Satu-persatu anak tangga ia lewati, hingga akhir. Ia pun melangkahkan kakinya menuju ruang tamu untuk menghampiri omanya.

"Oma liat ponsel a ---" ucapan Adzwa terhenti, ketika kedua matanya melihat orang-orang yang tak asing lagi baginya. Mata Adzwa tiba-tiba memanas, hatinya kembali goyah setelah lamanya ia mencoba tegar.

"Zahwa!" ucap Zivan dan Zahra serentak, lalu menghampiri Adzwa dan memeluknya.

"Kenapa? Kenapa ada mereka di sini? Siapa yang memberitahu mereka kalau gue di sini? Kenapa harus mereka yang ada di sini?" batin Adzwa, perlahan air matanya menetes begitu saja.

"Kita semua kangen banget sama lo, kita ke sini mau jemput lo untuk sama-sama lagi," kata Zahra yang masih memeluk Adzwa.

"Lepasin gue!" bentak Adzwa sambil melepaskan pelukannya dari Zahra dan Zivan.

"Zahwa, lo kenapa?"

"Oma, kenapa ada mereka di sini?" tanya Adzwa, namun omanya hanya melihatnya dengan nanar ke arah Adzwa, ketika melihat cucunya menangis. Ia hanya ingin mengembalikan kebahagiaan Adzwa.

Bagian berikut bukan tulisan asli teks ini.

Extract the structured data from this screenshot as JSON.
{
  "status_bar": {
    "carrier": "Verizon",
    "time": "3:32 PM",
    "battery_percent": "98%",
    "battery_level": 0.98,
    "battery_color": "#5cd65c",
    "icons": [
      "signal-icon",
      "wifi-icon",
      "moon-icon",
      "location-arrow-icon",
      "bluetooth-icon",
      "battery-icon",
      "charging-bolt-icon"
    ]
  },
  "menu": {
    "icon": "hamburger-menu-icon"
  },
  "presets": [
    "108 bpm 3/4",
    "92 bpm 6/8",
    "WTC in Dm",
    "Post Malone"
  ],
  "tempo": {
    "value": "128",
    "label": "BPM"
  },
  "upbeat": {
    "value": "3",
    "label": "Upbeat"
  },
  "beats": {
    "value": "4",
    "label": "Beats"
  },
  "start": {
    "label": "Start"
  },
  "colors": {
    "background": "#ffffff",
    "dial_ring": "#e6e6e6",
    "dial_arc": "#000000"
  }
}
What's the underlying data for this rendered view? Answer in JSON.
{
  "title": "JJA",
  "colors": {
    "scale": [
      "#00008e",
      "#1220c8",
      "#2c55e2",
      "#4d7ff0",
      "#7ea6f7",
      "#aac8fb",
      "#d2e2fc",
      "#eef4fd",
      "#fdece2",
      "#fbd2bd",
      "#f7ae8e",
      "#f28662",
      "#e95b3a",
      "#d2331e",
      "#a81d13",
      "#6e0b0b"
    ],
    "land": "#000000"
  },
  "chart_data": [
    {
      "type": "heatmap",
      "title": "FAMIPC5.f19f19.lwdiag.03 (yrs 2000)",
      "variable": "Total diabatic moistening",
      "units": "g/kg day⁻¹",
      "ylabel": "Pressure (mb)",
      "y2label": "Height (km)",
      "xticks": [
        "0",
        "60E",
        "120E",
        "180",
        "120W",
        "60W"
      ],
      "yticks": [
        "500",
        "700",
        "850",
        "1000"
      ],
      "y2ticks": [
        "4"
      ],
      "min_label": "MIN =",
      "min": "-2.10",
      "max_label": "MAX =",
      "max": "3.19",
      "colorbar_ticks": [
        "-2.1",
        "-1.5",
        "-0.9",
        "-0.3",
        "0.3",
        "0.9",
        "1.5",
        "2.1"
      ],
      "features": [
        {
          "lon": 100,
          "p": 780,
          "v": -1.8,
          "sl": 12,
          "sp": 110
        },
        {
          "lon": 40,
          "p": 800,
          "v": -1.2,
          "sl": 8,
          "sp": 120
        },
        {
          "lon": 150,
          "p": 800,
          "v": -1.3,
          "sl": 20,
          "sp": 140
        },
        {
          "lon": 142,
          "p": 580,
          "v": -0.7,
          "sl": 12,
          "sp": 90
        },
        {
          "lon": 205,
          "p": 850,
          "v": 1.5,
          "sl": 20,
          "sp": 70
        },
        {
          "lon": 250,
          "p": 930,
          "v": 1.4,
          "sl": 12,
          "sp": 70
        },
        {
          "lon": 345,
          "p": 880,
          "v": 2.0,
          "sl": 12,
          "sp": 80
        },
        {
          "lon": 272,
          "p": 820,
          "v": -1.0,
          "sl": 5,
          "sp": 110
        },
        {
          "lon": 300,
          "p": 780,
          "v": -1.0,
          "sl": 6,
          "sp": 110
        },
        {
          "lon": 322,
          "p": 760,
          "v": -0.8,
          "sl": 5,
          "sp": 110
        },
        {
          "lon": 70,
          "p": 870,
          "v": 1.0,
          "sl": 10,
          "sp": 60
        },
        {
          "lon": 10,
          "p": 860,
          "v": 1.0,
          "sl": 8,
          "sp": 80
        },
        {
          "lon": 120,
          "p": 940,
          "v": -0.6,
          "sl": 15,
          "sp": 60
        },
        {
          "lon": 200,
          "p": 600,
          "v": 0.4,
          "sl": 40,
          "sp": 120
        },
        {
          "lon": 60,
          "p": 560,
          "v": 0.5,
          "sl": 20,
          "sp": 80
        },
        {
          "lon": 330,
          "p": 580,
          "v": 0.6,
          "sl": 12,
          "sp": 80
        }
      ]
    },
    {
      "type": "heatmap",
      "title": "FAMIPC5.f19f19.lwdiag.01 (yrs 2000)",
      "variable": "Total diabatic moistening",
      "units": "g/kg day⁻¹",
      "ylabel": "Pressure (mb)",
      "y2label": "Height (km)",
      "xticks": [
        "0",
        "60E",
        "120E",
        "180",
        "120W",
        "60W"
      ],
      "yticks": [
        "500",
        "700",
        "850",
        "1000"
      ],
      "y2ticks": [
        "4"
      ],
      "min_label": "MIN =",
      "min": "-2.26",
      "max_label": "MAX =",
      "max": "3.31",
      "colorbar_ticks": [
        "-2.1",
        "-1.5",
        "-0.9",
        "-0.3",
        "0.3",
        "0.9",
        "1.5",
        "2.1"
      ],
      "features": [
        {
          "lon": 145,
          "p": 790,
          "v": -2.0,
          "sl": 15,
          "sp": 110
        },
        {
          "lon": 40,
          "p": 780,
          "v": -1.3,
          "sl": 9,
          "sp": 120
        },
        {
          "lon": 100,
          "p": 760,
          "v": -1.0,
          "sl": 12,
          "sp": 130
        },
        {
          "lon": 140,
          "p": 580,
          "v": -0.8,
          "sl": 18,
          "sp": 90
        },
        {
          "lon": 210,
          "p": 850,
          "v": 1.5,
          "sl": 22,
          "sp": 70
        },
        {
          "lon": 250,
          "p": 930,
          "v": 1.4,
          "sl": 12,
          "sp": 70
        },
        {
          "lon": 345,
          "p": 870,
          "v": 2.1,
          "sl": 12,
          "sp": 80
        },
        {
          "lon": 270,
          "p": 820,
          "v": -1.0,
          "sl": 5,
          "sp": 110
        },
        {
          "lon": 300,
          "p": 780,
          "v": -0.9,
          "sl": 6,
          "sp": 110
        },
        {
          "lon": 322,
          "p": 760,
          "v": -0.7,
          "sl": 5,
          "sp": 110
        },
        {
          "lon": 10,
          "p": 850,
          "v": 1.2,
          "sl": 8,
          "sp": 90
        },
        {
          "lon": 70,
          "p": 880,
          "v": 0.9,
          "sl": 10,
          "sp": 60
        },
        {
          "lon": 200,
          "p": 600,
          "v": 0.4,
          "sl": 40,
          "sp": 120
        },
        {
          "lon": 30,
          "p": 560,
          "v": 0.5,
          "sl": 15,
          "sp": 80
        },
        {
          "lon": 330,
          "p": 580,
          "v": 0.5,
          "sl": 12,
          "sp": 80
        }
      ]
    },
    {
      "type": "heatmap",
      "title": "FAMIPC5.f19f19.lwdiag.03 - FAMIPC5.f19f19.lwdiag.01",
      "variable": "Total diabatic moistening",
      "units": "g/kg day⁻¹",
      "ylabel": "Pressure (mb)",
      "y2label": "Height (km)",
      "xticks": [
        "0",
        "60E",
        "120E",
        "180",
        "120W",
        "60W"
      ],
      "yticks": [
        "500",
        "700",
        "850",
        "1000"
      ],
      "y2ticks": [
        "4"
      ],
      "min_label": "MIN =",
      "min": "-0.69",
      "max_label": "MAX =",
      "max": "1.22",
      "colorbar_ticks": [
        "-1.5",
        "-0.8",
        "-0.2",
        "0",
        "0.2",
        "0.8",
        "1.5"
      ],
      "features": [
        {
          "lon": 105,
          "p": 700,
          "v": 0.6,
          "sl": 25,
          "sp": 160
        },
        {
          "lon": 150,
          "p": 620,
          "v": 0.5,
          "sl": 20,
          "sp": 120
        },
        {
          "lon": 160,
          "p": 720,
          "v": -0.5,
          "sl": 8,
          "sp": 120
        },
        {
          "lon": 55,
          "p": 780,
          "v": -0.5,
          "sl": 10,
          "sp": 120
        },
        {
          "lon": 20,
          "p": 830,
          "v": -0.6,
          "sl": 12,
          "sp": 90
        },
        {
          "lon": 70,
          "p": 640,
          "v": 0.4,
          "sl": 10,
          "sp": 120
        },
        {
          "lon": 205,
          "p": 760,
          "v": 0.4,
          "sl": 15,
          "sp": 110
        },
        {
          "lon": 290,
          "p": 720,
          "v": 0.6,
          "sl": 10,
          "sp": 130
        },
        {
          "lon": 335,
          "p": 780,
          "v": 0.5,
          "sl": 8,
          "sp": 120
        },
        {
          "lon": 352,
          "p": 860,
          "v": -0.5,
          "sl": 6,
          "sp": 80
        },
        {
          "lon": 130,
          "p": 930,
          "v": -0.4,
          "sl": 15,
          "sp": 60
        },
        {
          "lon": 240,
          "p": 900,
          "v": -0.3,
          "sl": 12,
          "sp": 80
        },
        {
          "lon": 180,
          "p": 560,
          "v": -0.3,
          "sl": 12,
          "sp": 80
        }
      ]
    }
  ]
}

"Oma jawab aku, kenapa mereka ada di sini? Kenapa Oma biarkan mereka datang ke sini? Kenapa Oma tega sama aku?" tanya Adzwa bertubi-tubi.

"Apa maksud lo, Zahwa? kita ke sini, karena kita keluarga lo. Gue abang lo, dan Zahra saudara lo. Kita keluarga lo Zahwa!" ucap Zivan pada adiknya yang telah lama tak bertemu.

"Udah pernah gue bilang, kan? Kalau gue itu, bukan Zahwa. Gue bukan, Zahwa! Zahwa yang lo maksud itu udah mati, dan perlu lo tau. Gue gak punya Abang yang ingkar janji, gue gak punya saudara yang maruk, gue gak punya Mama, gue gak punya Papa. Bahkan, gue gak punya keluarga. Gue cuma punya, Oma. Hanya Oma yang gue punya!" balas Adzwa dengan suara meninggi, mengungkapkan semuanya yang selama ini ia pendam.

"Sayang, kenapa kamu bicara seperti itu? Mereka ke sini untuk jemput kamu, itu, kan, yang kamu mau sejak dulu? Harusnya kamu senang, bujuk Oma pada Adzwa.

"Enggak, Oma! Aku gak pernah senang di jemput sama mereka, aku gak mau ikut mereka lagi. Mereka bukan siapa-siapa aku lagi. Karena dari dulu aku hanya orang asing bagi mereka." Air mata Adzwa semakin berderai, dadanya sesak, hatinya terasa perih. Kenyataannya, bertemu dengan mereka malah membuat lukanya semakin dalam.